Daniel Auclair, Ph.D., Chief Scientific Officer, The Multiple Myeloma Research Foundation speaks about Minimal Residual Disease in Myeloma: Application for Clinical Care and New Drug Registration.
Link to Article:
https://pubmed.ncbi.nlm.nih.gov/34321279/
Summary –
The discovery of new medicines has changed the therapeutic paradigm for multiple myeloma (MM), with MRD negative now possible throughout the whole disease spectrum. Real-time clinical tools for the sensitive identification and monitoring of MRD in MM patients have been given by bone marrow-based technologies to measure MRD, including methods employing next-generation flow and next-generation sequencing. Complementary liquid biopsy-based assays are rapidly evolving, with some, such as mass spectrometry techniques, nearing clinical usage, while others based on nucleic acid-based technologies are still in development and will be critical in furthering our understanding of MRD biology.
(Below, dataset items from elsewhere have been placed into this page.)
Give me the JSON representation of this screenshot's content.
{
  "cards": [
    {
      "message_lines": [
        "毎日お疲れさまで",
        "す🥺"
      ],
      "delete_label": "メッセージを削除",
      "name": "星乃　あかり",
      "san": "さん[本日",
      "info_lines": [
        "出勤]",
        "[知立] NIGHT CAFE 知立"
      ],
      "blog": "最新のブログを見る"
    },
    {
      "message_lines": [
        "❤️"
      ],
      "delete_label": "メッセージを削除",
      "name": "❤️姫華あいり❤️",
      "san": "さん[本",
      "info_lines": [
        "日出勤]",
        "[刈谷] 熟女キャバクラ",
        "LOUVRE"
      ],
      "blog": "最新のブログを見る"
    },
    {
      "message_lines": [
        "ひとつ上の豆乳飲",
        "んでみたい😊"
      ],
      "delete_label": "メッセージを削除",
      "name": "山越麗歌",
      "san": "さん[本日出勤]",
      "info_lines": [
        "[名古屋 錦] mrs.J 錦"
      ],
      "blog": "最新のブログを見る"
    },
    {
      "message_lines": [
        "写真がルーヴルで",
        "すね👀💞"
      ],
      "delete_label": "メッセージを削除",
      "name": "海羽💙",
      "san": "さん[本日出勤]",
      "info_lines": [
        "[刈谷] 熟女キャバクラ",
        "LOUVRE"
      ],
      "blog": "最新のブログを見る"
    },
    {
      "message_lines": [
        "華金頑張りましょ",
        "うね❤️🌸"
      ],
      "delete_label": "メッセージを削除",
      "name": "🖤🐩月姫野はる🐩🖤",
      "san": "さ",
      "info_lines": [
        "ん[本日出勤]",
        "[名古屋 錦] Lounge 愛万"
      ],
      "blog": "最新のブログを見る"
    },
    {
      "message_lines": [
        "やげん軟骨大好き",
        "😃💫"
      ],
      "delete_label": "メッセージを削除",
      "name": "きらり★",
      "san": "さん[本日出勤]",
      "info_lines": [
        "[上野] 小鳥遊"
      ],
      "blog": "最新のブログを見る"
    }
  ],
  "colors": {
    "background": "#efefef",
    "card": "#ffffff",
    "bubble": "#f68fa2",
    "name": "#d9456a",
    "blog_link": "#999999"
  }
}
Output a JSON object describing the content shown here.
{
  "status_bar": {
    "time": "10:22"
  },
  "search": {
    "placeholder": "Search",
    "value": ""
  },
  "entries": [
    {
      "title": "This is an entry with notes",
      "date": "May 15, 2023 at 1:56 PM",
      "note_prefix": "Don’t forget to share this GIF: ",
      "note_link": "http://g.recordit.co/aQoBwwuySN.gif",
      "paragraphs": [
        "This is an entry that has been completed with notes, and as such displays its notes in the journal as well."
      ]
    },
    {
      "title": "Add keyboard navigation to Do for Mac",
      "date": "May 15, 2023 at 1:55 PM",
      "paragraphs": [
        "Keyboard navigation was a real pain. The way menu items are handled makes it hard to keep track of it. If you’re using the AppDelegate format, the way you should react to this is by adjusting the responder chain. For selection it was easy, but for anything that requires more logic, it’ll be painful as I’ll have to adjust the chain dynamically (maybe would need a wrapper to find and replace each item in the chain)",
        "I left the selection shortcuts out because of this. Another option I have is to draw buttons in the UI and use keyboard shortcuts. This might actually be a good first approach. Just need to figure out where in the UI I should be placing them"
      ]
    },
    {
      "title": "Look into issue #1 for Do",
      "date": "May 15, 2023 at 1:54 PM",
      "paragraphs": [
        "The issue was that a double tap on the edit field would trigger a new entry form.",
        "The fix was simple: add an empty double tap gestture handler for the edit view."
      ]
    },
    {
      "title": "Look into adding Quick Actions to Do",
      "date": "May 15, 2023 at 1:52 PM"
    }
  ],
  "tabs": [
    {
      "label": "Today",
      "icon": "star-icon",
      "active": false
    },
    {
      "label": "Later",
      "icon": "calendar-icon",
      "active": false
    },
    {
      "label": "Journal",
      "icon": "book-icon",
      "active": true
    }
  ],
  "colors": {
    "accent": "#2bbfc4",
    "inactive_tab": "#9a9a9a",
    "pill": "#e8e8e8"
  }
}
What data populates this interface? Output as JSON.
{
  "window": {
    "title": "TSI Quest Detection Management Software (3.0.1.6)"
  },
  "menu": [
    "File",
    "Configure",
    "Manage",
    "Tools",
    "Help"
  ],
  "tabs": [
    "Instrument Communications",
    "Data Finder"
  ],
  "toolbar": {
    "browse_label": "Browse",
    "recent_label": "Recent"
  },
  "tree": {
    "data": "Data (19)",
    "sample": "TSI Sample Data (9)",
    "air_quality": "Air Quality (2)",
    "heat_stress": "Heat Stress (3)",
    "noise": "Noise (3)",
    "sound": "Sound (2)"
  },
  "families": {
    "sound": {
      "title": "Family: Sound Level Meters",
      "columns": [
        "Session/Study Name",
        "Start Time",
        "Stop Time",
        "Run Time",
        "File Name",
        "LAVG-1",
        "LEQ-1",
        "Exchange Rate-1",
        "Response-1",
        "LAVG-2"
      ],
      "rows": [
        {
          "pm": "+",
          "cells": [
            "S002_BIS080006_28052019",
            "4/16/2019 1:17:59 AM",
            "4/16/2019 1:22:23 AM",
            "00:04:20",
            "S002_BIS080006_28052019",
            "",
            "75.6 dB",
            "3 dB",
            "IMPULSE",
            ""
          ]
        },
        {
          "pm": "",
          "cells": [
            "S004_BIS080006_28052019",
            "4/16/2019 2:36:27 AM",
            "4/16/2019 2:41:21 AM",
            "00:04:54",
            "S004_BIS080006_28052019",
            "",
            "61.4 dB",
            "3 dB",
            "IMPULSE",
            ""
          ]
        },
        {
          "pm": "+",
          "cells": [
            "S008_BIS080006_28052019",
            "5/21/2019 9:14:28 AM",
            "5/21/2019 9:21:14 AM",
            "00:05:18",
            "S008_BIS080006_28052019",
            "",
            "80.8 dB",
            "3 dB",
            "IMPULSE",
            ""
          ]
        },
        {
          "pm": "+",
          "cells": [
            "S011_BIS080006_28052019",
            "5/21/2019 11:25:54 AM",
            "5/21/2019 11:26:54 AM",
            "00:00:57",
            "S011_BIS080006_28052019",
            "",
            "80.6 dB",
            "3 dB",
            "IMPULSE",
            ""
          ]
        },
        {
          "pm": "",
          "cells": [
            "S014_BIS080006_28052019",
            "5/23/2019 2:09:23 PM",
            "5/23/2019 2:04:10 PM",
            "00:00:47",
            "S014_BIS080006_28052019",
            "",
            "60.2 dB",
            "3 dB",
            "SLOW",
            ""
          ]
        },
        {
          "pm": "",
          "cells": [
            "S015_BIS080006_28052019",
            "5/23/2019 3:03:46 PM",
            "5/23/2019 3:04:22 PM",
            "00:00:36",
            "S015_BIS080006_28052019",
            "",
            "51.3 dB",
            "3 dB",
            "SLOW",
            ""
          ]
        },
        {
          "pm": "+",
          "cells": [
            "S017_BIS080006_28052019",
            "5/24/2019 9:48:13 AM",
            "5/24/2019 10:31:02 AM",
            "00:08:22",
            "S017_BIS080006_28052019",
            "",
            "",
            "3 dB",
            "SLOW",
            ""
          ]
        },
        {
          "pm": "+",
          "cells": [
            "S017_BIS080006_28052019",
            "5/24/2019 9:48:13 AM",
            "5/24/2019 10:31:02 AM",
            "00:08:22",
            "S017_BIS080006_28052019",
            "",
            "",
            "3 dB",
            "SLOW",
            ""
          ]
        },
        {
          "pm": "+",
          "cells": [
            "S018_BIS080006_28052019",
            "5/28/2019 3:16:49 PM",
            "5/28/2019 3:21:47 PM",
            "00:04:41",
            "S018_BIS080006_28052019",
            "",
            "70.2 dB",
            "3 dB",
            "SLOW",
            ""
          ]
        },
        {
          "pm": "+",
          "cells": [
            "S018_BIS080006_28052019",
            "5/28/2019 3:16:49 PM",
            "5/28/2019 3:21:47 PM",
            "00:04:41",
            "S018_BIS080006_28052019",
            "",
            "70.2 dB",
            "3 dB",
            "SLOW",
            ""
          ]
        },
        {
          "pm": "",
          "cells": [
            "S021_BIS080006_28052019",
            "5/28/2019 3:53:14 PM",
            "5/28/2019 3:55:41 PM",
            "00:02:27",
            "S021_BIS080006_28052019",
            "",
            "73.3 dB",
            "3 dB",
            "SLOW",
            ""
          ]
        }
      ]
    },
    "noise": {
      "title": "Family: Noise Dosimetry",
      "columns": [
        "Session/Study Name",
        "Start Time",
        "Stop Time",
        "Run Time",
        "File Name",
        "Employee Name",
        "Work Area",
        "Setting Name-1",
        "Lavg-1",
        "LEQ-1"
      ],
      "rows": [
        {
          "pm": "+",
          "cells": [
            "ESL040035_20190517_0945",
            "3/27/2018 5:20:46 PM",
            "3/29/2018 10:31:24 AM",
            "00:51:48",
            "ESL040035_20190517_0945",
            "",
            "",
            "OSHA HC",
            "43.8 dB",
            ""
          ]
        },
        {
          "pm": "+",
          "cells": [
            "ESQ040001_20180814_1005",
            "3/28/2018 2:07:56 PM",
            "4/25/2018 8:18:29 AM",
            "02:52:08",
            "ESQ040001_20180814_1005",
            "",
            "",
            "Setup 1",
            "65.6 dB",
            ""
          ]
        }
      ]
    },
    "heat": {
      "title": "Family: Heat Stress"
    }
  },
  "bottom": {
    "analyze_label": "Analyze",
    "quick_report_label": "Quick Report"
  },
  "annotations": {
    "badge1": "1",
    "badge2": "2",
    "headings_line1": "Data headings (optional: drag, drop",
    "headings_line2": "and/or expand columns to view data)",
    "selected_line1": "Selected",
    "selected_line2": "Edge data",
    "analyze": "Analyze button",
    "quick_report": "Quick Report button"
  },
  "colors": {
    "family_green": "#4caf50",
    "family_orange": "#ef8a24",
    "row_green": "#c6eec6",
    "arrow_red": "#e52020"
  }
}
Multiple retrospective individual patient and clinical trial level meta-analyses have previously demonstrated and will continue to examine the potential of MRD as a proxy for patient outcome on the regulatory front. Given this progress, it’s not surprising that a growing number of clinicians are considering using MRD to guide real-world clinical care for patients ranging from smoldering myeloma to relapsed refractory MM, with each disease setting posing unique challenges and questions that will require clinical trials to answer. The rate of progress in MM targeted and immunological therapy is unparalleled, and novel MRD-driven biomarker techniques are critical to speeding up creative clinical studies that lead to regulatory approval of novel medicines and ongoing improvements in patient outcomes.